For instance, some of these have been applied to help predict the efficacy of drugs on lung cancer, and determine how long it will be before ovarian cancer patients relapse so clinicians can better schedule follow ups. Others are used to crunch data relating to various uterine and breast cancer subtypes.
Vidayasagar said the speed by which machine data can be processed in cancer biology is of little consequence unlike other areas such as detecting credit card fraud in e-commerce transactions where number crunching must be done in real time.
“It will take two, three or four years to generate [cancer] data. So whether your algorithm takes one day or one week, it doesn’t make the slightest difference.”
Vidayasagar’s comments come as the use of machine learning and big data analysis techniques gain more traction in the cancer sector.

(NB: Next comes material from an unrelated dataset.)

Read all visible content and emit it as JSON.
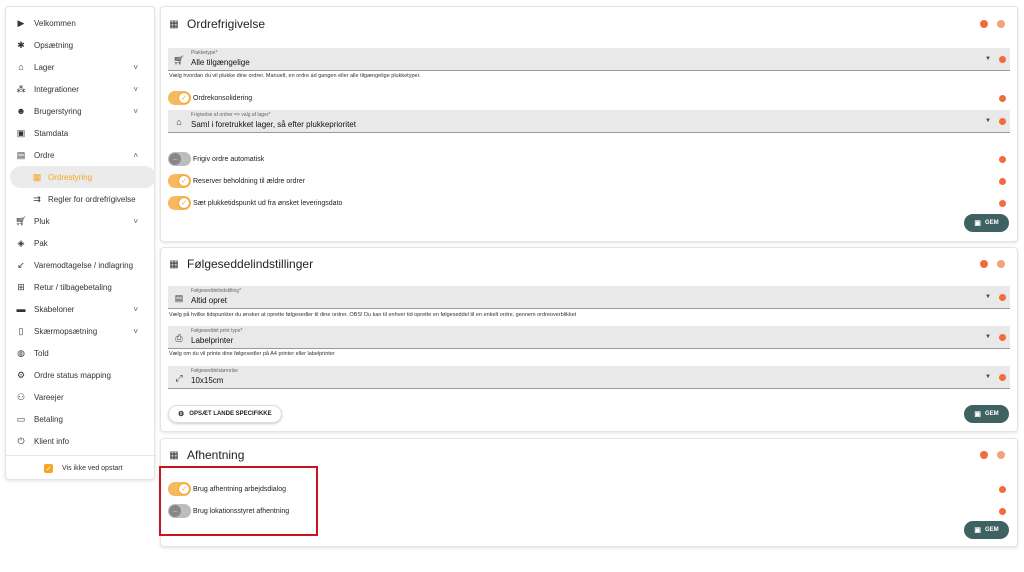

Last March, biotechnology firm, Mitra released a study on predicting different patients’ clinical response to anti-cancer drugs using a machine learning algorithm.
Several hospitals in the United States are also using big data analytics to unlock the secrets of paediatric cancer.
Vidayasagar said ideally, machine learning teams should work with medical doctors but these collaborations are very few.
“The clinician community is a little bit unfamiliar with mathematical methods and if you use some machine learning algorithms to [produce results], they are not necessarily willing to try some of those ideas,” he said.
“The risk factor is [higher] for them because they are the ones in the firing line. It’s a long process from the time we publish what we think is a conclusive study to the time when it might make an actual impact on the clinical practice.
“It may never make it due to reasons beyond our control … we have to be philosophical about it,” he said.